Despite these constraints, our modelling shows India can still achieve its colossal clean energy ambitions – with potential for over 7,000 GW of renewable power and 56 million tonnes of green hydrogen. The key is an integrated approach that steers projects toward areas where they avoid fertile farmland, use water sustainably, and ensure local communities see tangible benefits, from jobs to shared revenues.

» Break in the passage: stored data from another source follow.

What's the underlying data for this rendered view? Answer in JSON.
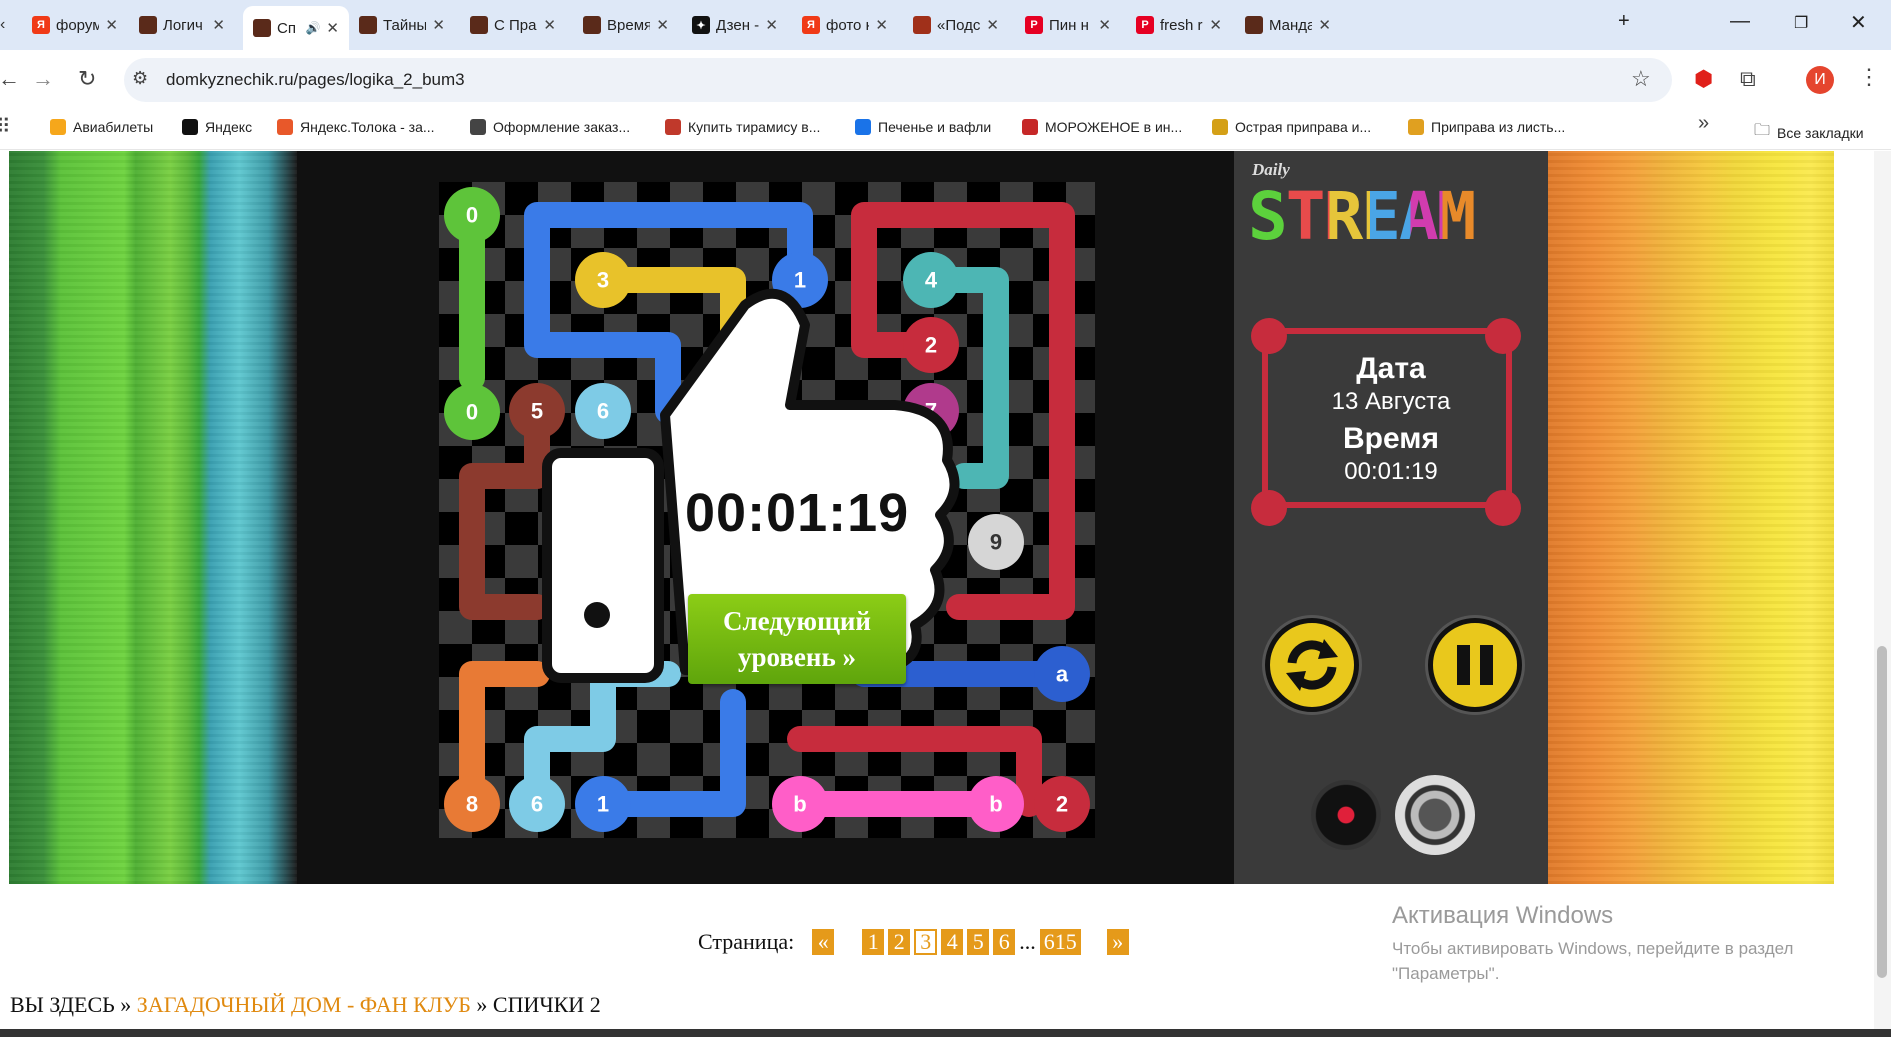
{
  "tabs": [
    {
      "title": "форум",
      "fav_color": "#f03a17",
      "fav_glyph": "Я"
    },
    {
      "title": "Логич",
      "fav_color": "#5a2a1a",
      "fav_glyph": ""
    },
    {
      "title": "Сп",
      "fav_color": "#5a2a1a",
      "fav_glyph": "",
      "active": true
    },
    {
      "title": "Тайны",
      "fav_color": "#5a2a1a",
      "fav_glyph": ""
    },
    {
      "title": "С Пра",
      "fav_color": "#5a2a1a",
      "fav_glyph": ""
    },
    {
      "title": "Время",
      "fav_color": "#5a2a1a",
      "fav_glyph": ""
    },
    {
      "title": "Дзен -",
      "fav_color": "#111111",
      "fav_glyph": "✦"
    },
    {
      "title": "фото к",
      "fav_color": "#f03a17",
      "fav_glyph": "Я"
    },
    {
      "title": "«Подс",
      "fav_color": "#a0301a",
      "fav_glyph": ""
    },
    {
      "title": "Пин н",
      "fav_color": "#e60023",
      "fav_glyph": "P"
    },
    {
      "title": "fresh r",
      "fav_color": "#e60023",
      "fav_glyph": "P"
    },
    {
      "title": "Манда",
      "fav_color": "#5a2a1a",
      "fav_glyph": ""
    }
  ],
  "address": {
    "url": "domkyznechik.ru/pages/logika_2_bum3"
  },
  "profile_letter": "И",
  "bookmarks": [
    {
      "label": "Авиабилеты",
      "color": "#f6a71b"
    },
    {
      "label": "Яндекс",
      "color": "#111111"
    },
    {
      "label": "Яндекс.Толока - за...",
      "color": "#e8582a"
    },
    {
      "label": "Оформление заказ...",
      "color": "#444444"
    },
    {
      "label": "Купить тирамису в...",
      "color": "#c0392b"
    },
    {
      "label": "Печенье и вафли",
      "color": "#1a73e8"
    },
    {
      "label": "МОРОЖЕНОЕ в ин...",
      "color": "#c62828"
    },
    {
      "label": "Острая приправа и...",
      "color": "#d4a017"
    },
    {
      "label": "Приправа из листь...",
      "color": "#e0a020"
    }
  ],
  "all_bookmarks": "Все закладки",
  "game": {
    "logo_daily": "Daily",
    "logo_stream": "STREAM",
    "date_label": "Дата",
    "date_value": "13 Августа",
    "time_label": "Время",
    "time_value": "00:01:19",
    "overlay_timer": "00:01:19",
    "next_level": "Следующий уровень »",
    "colors": {
      "frame": "#c72c3d",
      "button": "#e9c81c",
      "next": "#6fb812"
    }
  },
  "pagination": {
    "label": "Страница:",
    "prev": "«",
    "pages": [
      "1",
      "2",
      "3",
      "4",
      "5",
      "6"
    ],
    "current": "3",
    "dots": "...",
    "last": "615",
    "next": "»"
  },
  "breadcrumbs": {
    "prefix": "ВЫ ЗДЕСЬ »",
    "link": "ЗАГАДОЧНЫЙ ДОМ - ФАН КЛУБ",
    "sep": "»",
    "current": "СПИЧКИ 2"
  },
  "watermark": {
    "title": "Активация Windows",
    "text": "Чтобы активировать Windows, перейдите в раздел \"Параметры\"."
  }
}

This same logic must guide regional policy. Cross-border cooperation on managing shared river basins, developing climate-resilient agriculture, and building interconnected green grids can turn potential conflicts into areas of collaborative resilience. When countries are bound by shared infrastructure and mutual interest in climate stability, the foundations for regional peace and prosperity grow stronger.
India and Asia can offer a new, compelling model of climate leadership: one that is pragmatic, solution-oriented, and injects new forms of cooperation for collective security in the challenging times ahead.
Dr Arunabha Ghosh is CEO of the Council on Energy, Environment and Water (CEEW) and Special Envoy for COP30 representing South Asia and wrote this as part of the Asian Peace Programme (APP), National University of Singapore, Singapore. Views are personal.